Cryptic Rock – Yes, and people can check all the episodes now. A lot of your work has been influenced by the feminist movement. As someone who has been a part of that, do you think we have made progress as a society?

Mary Harron – Yes, certainly in my film world. When I was growing up I could not even have named you a woman film director – maybe Leni Riefenstahl (Laughs). I didn’t know of any women directors, really. I didn’t know of any female heads of state – some day in America there will be one (Laughs). I do see progress, but I feel progress has to be protected. There is a tax on the progress we’ve made, just as there is a tax on racial justice. I feel that if we stay strong we can keep things moving forward.

Cryptic Rock – Hopefully. The progress does seem evident. Even in music, you are seeing more and more Rock-n-Roll acts fronted by women. What is very interesting is that, while the Punk scene appeared more equal, now you are seeing that spread over more into the mainstream.

Mary Harron – Yes. One of the first things that really struck me, and seeing a Punk-like image, was looking at the cover of Patti Smith’s Horses (1975). I had never seen a woman look like that, that kind of image of a woman was so inspiring. Then going to see Talking Heads play and seeing Tina Weymouth playing bass, which is amazing! It sort of went from there. I think Punk really started in opening that up in Rock music.

Picturehouse

Netflix

Cryptic Rock – Agreed. Last question. What are some of your personal favorite Horror films?

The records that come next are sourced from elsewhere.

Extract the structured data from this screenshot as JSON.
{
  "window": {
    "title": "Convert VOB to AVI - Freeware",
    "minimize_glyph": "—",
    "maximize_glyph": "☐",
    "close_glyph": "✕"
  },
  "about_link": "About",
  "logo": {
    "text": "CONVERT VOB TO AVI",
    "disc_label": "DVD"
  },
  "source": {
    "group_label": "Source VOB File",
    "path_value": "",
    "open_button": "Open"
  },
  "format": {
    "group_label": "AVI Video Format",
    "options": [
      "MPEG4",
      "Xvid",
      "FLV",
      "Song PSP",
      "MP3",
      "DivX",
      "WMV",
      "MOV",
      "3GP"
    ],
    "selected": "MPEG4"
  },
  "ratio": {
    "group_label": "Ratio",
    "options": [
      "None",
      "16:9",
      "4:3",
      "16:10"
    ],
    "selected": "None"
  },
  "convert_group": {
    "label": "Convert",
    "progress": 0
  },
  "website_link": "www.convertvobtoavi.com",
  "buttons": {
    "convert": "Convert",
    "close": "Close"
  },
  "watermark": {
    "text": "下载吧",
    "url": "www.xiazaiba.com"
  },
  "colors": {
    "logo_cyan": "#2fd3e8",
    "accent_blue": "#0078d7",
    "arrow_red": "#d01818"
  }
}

Mary Harron – I recently saw a film called Relic (2020) which I thought was really great. It was really inspiring to see a young woman director tackle a really female-centered horror story. I love Dario Argento. When we were filming The Expecting I watched a lot of Dario Argento. Deep Red (1975) is one of my favorites and I’ve always watched Suspiria (1977). There is another film, that is not a Horror film, but really violent called Only God Forgives (2013). It’s a visually beautiful movie and it was very inspiring when we were making The Expecting. I like a lot of old British Horror movies. I’m not very big on extremely graphic Horror.  With Dario there is also someone who is going to be impaled by broken glass or something, but there are also very beautiful aspects in Dario Argento’s films.